18.03k stars 1.25k forks source link

Full Finetune with Unsloth #1021

Open user074 opened 2 months ago

user074 commented 2 months ago

I am just curious whether the current unsloth support the full finetune. So when I am experimenting training tinyllama model on 24GB vram GPU right now. Using unsloth to just load the model without lora or anything would only take about 10GB vram. But when I use transformer's AutoModelForCausalLM it would be close to 24GB vram. It seems that unsloth works well for full fine tune even with just load with FastLanguageModel?

I know current version claimed that it is not supporting full fine tune yet, but I wonder whether it is a full fine tune through just loading with FastLanguageModel.

Basically I just load the model and tokenizer with FastLanguageModel.from_pretrained Then I directly use the model in SFTTrainer. And the memory is significantly less.

danielhanchen commented 1 month ago

In theory it works, but some weights will not be trained - ie the RMS Layernorm weights and weights for the MLP layers - you could ignore .get_peft_model and I guess it could partially work

fzyzcjy commented 3 weeks ago

@danielhanchen Hi may I know whether Unsloth still does not support full finetune today? Since unsloth is fast and memory-efficient, it would be super great to have it supported. Thanks!

fzyzcjy commented 3 weeks ago

Made a quick experiment as below. Seems that the layer norm weights are never changed, while other parameters are changed.

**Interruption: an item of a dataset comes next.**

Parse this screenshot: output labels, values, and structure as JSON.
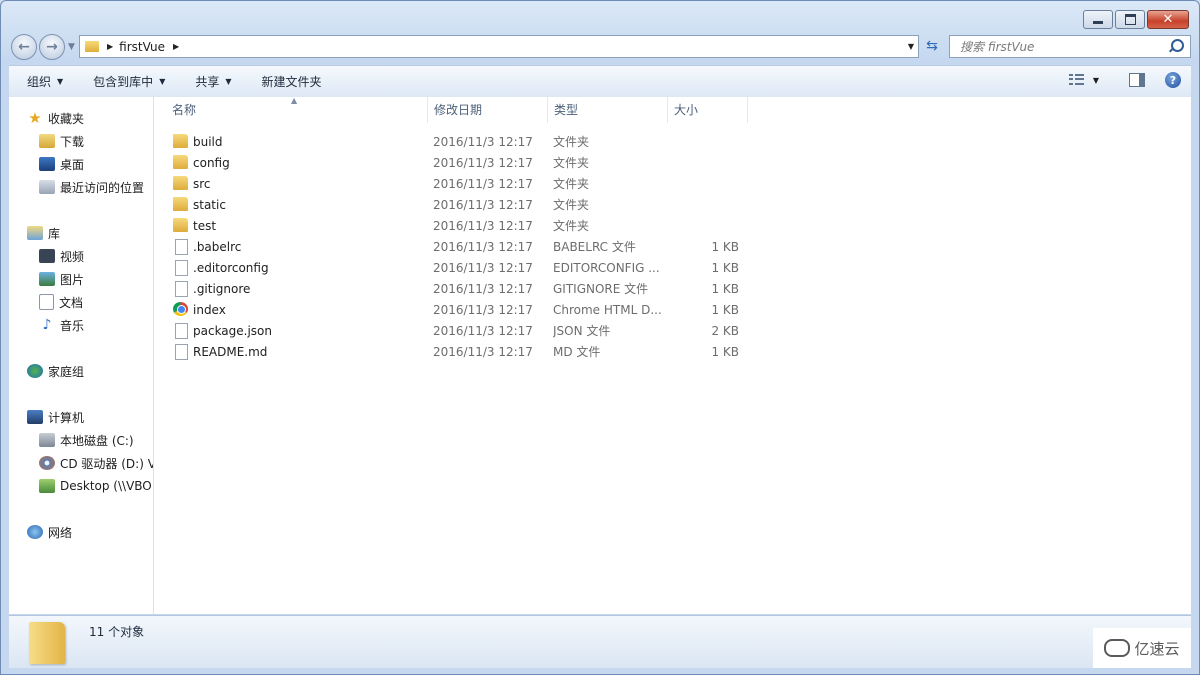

fzyzcjy commented 3 weeks ago

@danielhanchen I am happy to PR to make the layernorm work (if it is the only missing piece)! IMHO full finetune is really frequently needed, and with small models like qwen2.5-0.5B or qwen2.5-math-1.5B, it is possible to full finetune on cards like rtx4090.

danielhanchen commented 2 weeks ago

@fzyzcjy The layernorm weights should be a bit complex I guess to implement - ie I think they're just the sum of the gradients in the correct axis (maybe axis = 1?) ie add up all the rows.

But one has to first derive the gradient for the weights ie dC/dW which I skip, and instead just do dC/dX

fzyzcjy commented 2 weeks ago

@danielhanchen No worries, if it is implementable I think I will try to do that.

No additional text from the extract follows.